7.2. Module resolution order

When the loader resolves import x.y, it tries each of the following search paths in order, and uses the first hit:

  1. The directory of the importing .capa file (sibling and nested-subdir imports work without any setup).
  2. Every directory in the CAPA_PATH environment variable.
  3. ./vendor/ when capa.toml declares at least one git dependency (populated by capa install).
  4. The parent of every path = "..." entry in capa.toml.
  5. ./libraries/ - conventional fallback for projects that vendor by hand.
  6. The directory of the root file passed to capa --run.

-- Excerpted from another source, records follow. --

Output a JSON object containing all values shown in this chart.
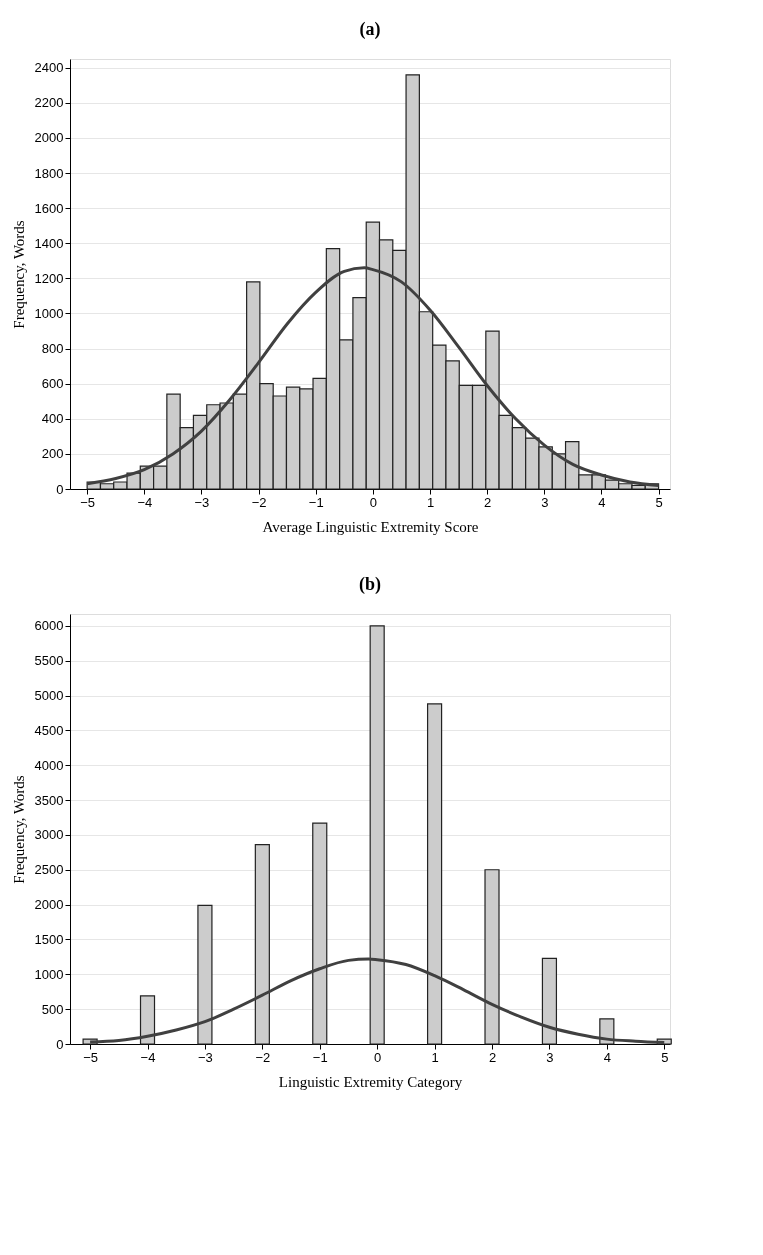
{
  "chart_data": [
    {
      "type": "histogram",
      "title": "(a)",
      "xlabel": "Average Linguistic Extremity Score",
      "ylabel": "Frequency, Words",
      "xlim": [
        -5.3,
        5.2
      ],
      "xticks": [
        -5,
        -4,
        -3,
        -2,
        -1,
        0,
        1,
        2,
        3,
        4,
        5
      ],
      "ylim": [
        0,
        2450
      ],
      "yticks": [
        0,
        200,
        400,
        600,
        800,
        1000,
        1200,
        1400,
        1600,
        1800,
        2000,
        2200,
        2400
      ],
      "grid": "y",
      "series": [
        {
          "color": "#cccccc",
          "bins": [
            -5.0,
            -4.767,
            -4.535,
            -4.302,
            -4.07,
            -3.837,
            -3.605,
            -3.372,
            -3.14,
            -2.907,
            -2.674,
            -2.442,
            -2.209,
            -1.977,
            -1.744,
            -1.512,
            -1.279,
            -1.047,
            -0.814,
            -0.581,
            -0.349,
            -0.116,
            0.116,
            0.349,
            0.581,
            0.814,
            1.047,
            1.279,
            1.512,
            1.744,
            1.977,
            2.209,
            2.442,
            2.674,
            2.907,
            3.14,
            3.372,
            3.605,
            3.837,
            4.07,
            4.302,
            4.535,
            4.767,
            5.0
          ],
          "values": [
            40,
            30,
            40,
            90,
            130,
            130,
            540,
            350,
            420,
            480,
            490,
            540,
            1180,
            600,
            530,
            580,
            570,
            630,
            1370,
            850,
            1090,
            1520,
            1420,
            1360,
            2360,
            1010,
            820,
            730,
            590,
            590,
            900,
            420,
            350,
            290,
            240,
            200,
            270,
            80,
            80,
            50,
            30,
            20,
            30
          ]
        },
        {
          "type": "line",
          "color": "#404040",
          "x": [
            -5,
            -4.5,
            -4,
            -3.5,
            -3,
            -2.5,
            -2,
            -1.5,
            -1,
            -0.5,
            -0.15,
            0,
            0.5,
            1,
            1.5,
            2,
            2.5,
            3,
            3.5,
            4,
            4.5,
            5
          ],
          "values": [
            30,
            60,
            110,
            200,
            330,
            510,
            720,
            940,
            1120,
            1240,
            1260,
            1250,
            1180,
            1020,
            810,
            590,
            400,
            250,
            140,
            80,
            40,
            20
          ]
        }
      ]
    },
    {
      "type": "bar",
      "title": "(b)",
      "xlabel": "Linguistic Extremity Category",
      "ylabel": "Frequency, Words",
      "xlim": [
        -5.35,
        5.1
      ],
      "xticks": [
        -5,
        -4,
        -3,
        -2,
        -1,
        0,
        1,
        2,
        3,
        4,
        5
      ],
      "ylim": [
        0,
        6170
      ],
      "yticks": [
        0,
        500,
        1000,
        1500,
        2000,
        2500,
        3000,
        3500,
        4000,
        4500,
        5000,
        5500,
        6000
      ],
      "grid": "y",
      "series": [
        {
          "color": "#cccccc",
          "x": [
            -5,
            -4,
            -3,
            -2,
            -1,
            0,
            1,
            2,
            3,
            4,
            5
          ],
          "values": [
            70,
            690,
            1990,
            2860,
            3170,
            6000,
            4880,
            2500,
            1230,
            360,
            70
          ]
        },
        {
          "type": "line",
          "color": "#404040",
          "x": [
            -5,
            -4.5,
            -4,
            -3.5,
            -3,
            -2.5,
            -2,
            -1.5,
            -1,
            -0.5,
            -0.15,
            0,
            0.5,
            1,
            1.5,
            2,
            2.5,
            3,
            3.5,
            4,
            4.5,
            5
          ],
          "values": [
            30,
            50,
            110,
            200,
            320,
            500,
            700,
            910,
            1080,
            1200,
            1220,
            1210,
            1140,
            980,
            780,
            570,
            390,
            240,
            140,
            70,
            40,
            20
          ]
        }
      ]
    }
  ]
}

Each entry is deduplicated; a missing directory is silently skipped. See packages.md for the package manager's role in resolution.

7.3. Visibility

  • pub fun, pub type, pub const, pub capability: visible to importers.
  • Unprefixed declarations: module-private. An importer who tries to call them gets unresolved name 'foo'.

For Python interop, use the typed builtins py_import(unsafe, name) and py_invoke(unsafe, callable, args), both require the Unsafe capability. See stdlib.md.


8. The main program

The entry point is a function called main that may take one or more capabilities as parameters. The capabilities are instantiated by the runtime at boot:

fun main(stdio: Stdio, fs: Fs, env: Env)
    let argv = env.args()
    stdio.println("received ${argv.length()} arguments")

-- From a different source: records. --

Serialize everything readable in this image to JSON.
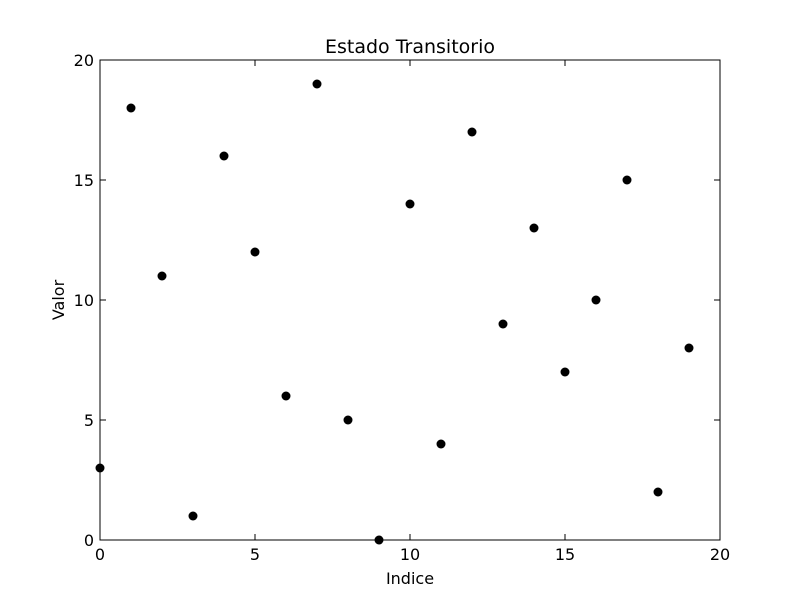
{
  "chart_data": {
    "type": "scatter",
    "title": "Estado Transitorio",
    "xlabel": "Indice",
    "ylabel": "Valor",
    "xlim": [
      0,
      20
    ],
    "ylim": [
      0,
      20
    ],
    "xticks": [
      "0",
      "5",
      "10",
      "15",
      "20"
    ],
    "yticks": [
      "0",
      "5",
      "10",
      "15",
      "20"
    ],
    "grid": false,
    "marker_color": "#000000",
    "series": [
      {
        "x": [
          0,
          1,
          2,
          3,
          4,
          5,
          6,
          7,
          8,
          9,
          10,
          11,
          12,
          13,
          14,
          15,
          16,
          17,
          18,
          19
        ],
        "y": [
          3,
          18,
          11,
          1,
          16,
          12,
          6,
          19,
          5,
          0,
          14,
          4,
          17,
          9,
          13,
          7,
          10,
          15,
          2,
          8
        ]
      }
    ]
  }
}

main's return value is ignored by the bootstrap: the process exits 0 when main runs to completion, regardless of what it returns.

8.1. Aborting: the panic builtin

panic(message: String) terminates the program immediately. It is not an exception: there is no stack unwinding and no catch. The contract is identical on every backend:

  • panic: <message> is written to stderr (one line);
  • nothing is written to stdout;
  • the process exits non-zero (exit 1 on the Python backend; the Wasm and Component Model backends trap, which the CLI and capa test translate to exit 1).
fun withdraw(balance: Int, amount: Int) -> Int
    if amount > balance
        panic("withdraw of ${amount} exceeds balance ${balance}")
    return balance - amount

panic is declared as returning Unit (Capa has no bottom / Never type), so it cannot yet be used where a value of another type is expected; control never actually continues past the call. It is the recommended way for a test program to fail (see testing.md). Because the message goes to stderr, panic is a public sink for information-flow purposes: passing a @secret value warns by default and is a hard error under @strict_ifc(), exactly like stdio.eprintln (route deliberate disclosures through declassify).


9. Differences from Python

Capa transpiles to Python 3.10+, but the semantics differ:

Capa Python
Capabilities required for I/O Globals such as print, open
Types checked at compile time Duck typing
Exhaustive match checked match at runtime, no exhaustiveness
Or-patterns with consistent bindings Or-patterns without bindings
let x: List<Int> = [] valid Python equivalent has no checks
Mutation only with var or consume Everything mutable

10. Known limitations

  • String literals do not support multi-line (use \n for line breaks).
  • Nested string literals inside interpolation ("x ${"inner"} y") are not supported; bind the inner value to a let first.
  • Errors inside interpolation report positions starting from the file start; the offset has not yet been wired to the position inside the ${ ... } expression.
  • The module system is intentionally small: import, optional as alias, pub visibility. No re-exports, no star imports, no transitive dependency resolution at the language level (the package manager handles transitive fetch via capa.toml and capa install; see packages.md).
  • No asynchronous IO operations.
  • if/match in block-body lambdas needs => before the indented block.